Lawson Perhaps they took this movie and improved on it and came up with the classic My Man Godfrey, which was released a year later. Both tell a story of a rich man who pretends to be a butler so as to get close to a woman he's infatuated with. It's the sort of story I love, I have to admit, so I was quite disappointed that this movie wasn't as well-written as Godfrey, and that Herbert Marshall is not nearly as charming as William Powell. It's a bit silly that Jean Arthur's employer (she's a cook), who runs a bootlegging gang, would arrive at Marshall's wedding guns-ablazing to bring him back to her when in the first place he wanted her as his mistress. It's only because I love Jean Arthur that I'm giving this movie a marginal thumbs-up.
movingpicturegal Entertaining, almost screwball-like, comedy about successful car designer, James Buchanan (Herbert Marshall), soon to be married in what seems like a "marriage of convenience" to a society woman he doesn't love. Well, he meets a pretty out-of-work blonde named Joan (Jean Arthur) on a park bench where she is busy reading the want ads. Finding an ad desiring a married couple for "cook and butler", they decide to pretend they are married and apply for the job (James agreeing to go along with the idea 'cause he "likes" her). Well, they get the job, the employers are a bunch of gangsters, and they end up living in the servants quarters above the garage with just one double bed!This is a very enjoyable film, much better than I was expecting. The plot is lots of fun, and features a couple of my favorite actors, Jean Arthur and Herbert Marshall, who are both great in this - they even seemed to have some chemistry together (even though the first kiss between them looked almost like a boy kissing his grandma). The actors who play the gangsters in this are quite funny, especially Lionel Stander as the main man's sidekick, a guy named Flash who seems like just another dumb mug, but is actually the one who immediately catches on, via snooping around, that James and Joan may not really be a married couple. A really good film that deserves to be more well known than it is.
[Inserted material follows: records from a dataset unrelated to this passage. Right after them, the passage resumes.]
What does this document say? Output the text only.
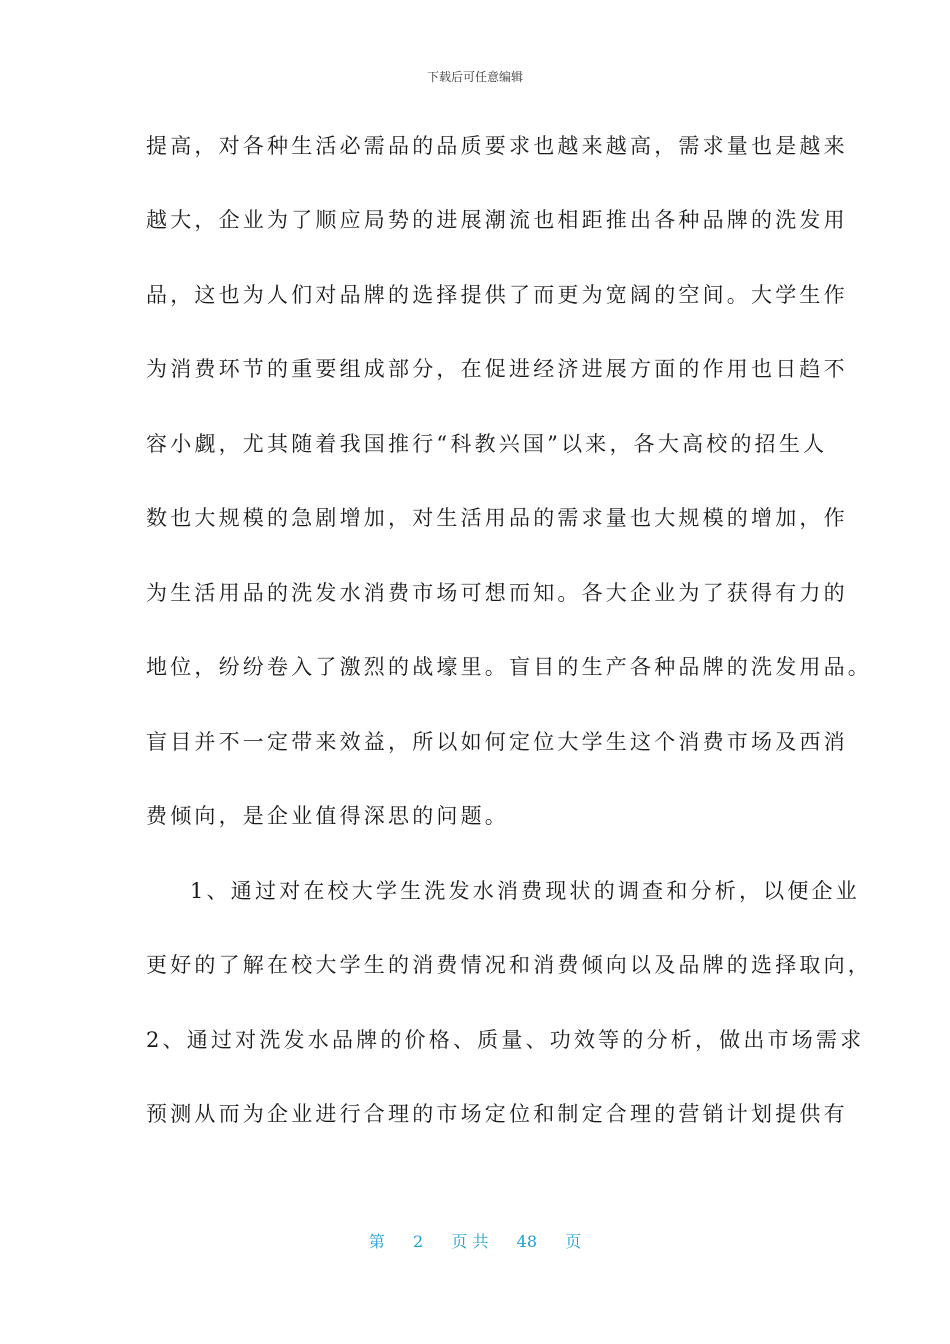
下载后可任意编辑
提高，对各种生活必需品的品质要求也越来越高，需求量也是越来
越大，企业为了顺应局势的进展潮流也相距推出各种品牌的洗发用
品，这也为人们对品牌的选择提供了而更为宽阔的空间。大学生作
为消费环节的重要组成部分，在促进经济进展方面的作用也日趋不
容小觑，尤其随着我国推行“科教兴国”以来，各大高校的招生人
数也大规模的急剧增加，对生活用品的需求量也大规模的增加，作
为生活用品的洗发水消费市场可想而知。各大企业为了获得有力的
地位，纷纷卷入了激烈的战壕里。盲目的生产各种品牌的洗发用品。
盲目并不一定带来效益，所以如何定位大学生这个消费市场及西消
费倾向，是企业值得深思的问题。
1、通过对在校大学生洗发水消费现状的调查和分析，以便企业
更好的了解在校大学生的消费情况和消费倾向以及品牌的选择取向，
2、通过对洗发水品牌的价格、质量、功效等的分析，做出市场需求
预测从而为企业进行合理的市场定位和制定合理的营销计划提供有
第 2 页 共 48 页
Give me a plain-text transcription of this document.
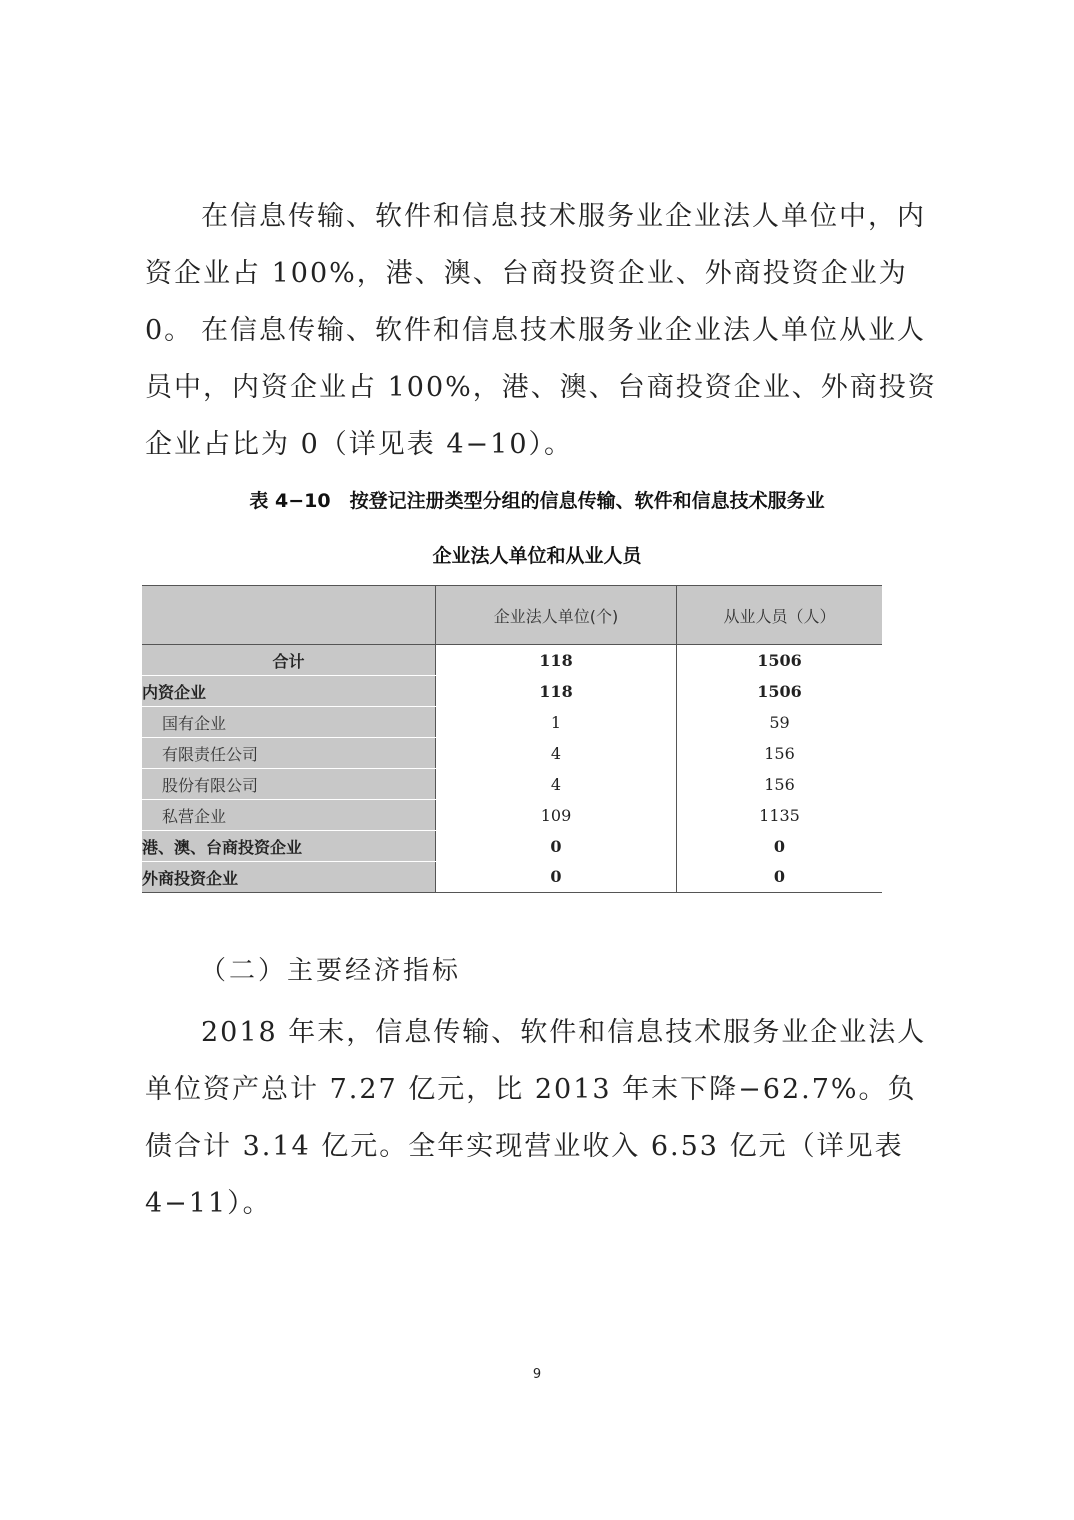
在信息传输、软件和信息技术服务业企业法人单位中，内资企业占 100%，港、澳、台商投资企业、外商投资企业为 0。 在信息传输、软件和信息技术服务业企业法人单位从业人员中，内资企业占 100%，港、澳、台商投资企业、外商投资企业占比为 0（详见表 4−10）。

表 4−10　按登记注册类型分组的信息传输、软件和信息技术服务业
企业法人单位和从业人员
	企业法人单位(个)	从业人员（人）
合计	118	1506
内资企业	118	1506
国有企业	1	59
有限责任公司	4	156
股份有限公司	4	156
私营企业	109	1135
港、澳、台商投资企业	0	0
外商投资企业	0	0
（二）主要经济指标

2018 年末，信息传输、软件和信息技术服务业企业法人单位资产总计 7.27 亿元，比 2013 年末下降−62.7%。负债合计 3.14 亿元。全年实现营业收入 6.53 亿元（详见表 4−11）。

9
bkoganbing If You Could Only Cook had been made over at MGM, Jean Arthur would have had her pick of leading men like Robert Montgomery, William Powell, Robert Young, or Franchot Tone all of who might have been a bit more believable as the auto tycoon who gets tired of his stuffy board of directors and walks out on them. As it was Columbia Harry Cohn got her Herbert Marshall is far better cast in more mature parts like in The Little Foxes or the head of MI5 in The List of Adrian Messenger. He really hasn't the touch for light fare like If You Could Only Cook.That's what happens to Marshall though, he walks out on his board of directors and a week before his wedding to Frieda Inescourt who's from a family with an old name, but no dough. On the park bench he runs into Jean Arthur who is one of the great mass of unemployed. They get to talking about food and Arthur sees in the want ads one for a married couple to be cook and butler on an estate. On a whim as these things are in screwball comedies, Marshall and her agree to pose as husband and wife.What they don't know is that who's hiring them is gangster Leo Carrillo who's particular about his food. Not unusual because if you remember Goodfellas the wise guys in stir were very particular about their food and were rich enough to buy what they want in the joint. Carrillo's number two, Lionel Stander, thinks these two just don't sound right.The rest of the film is the normal antics of mistaken identities and mistaken motives and finding out who really loves who after all. It's not a bad film, but not particularly a memorable one.But If You Could Only Cook attained a status way beyond its own importance in film history by becoming the object of a fraud perpetrated on the foreign markets by Harry Cohn. Seems as though when the film reached Europe, Cohn advertised it in the foreign markets as being a Frank Capra Production. When Capra found out about it, he went ballistic and ultimately his connection with Columbia was severed.The story is described in great detail in Capra's memoirs and the whole saga is a great example of the power those studios had back when they were at their height.In fact that whole story might make a great movie.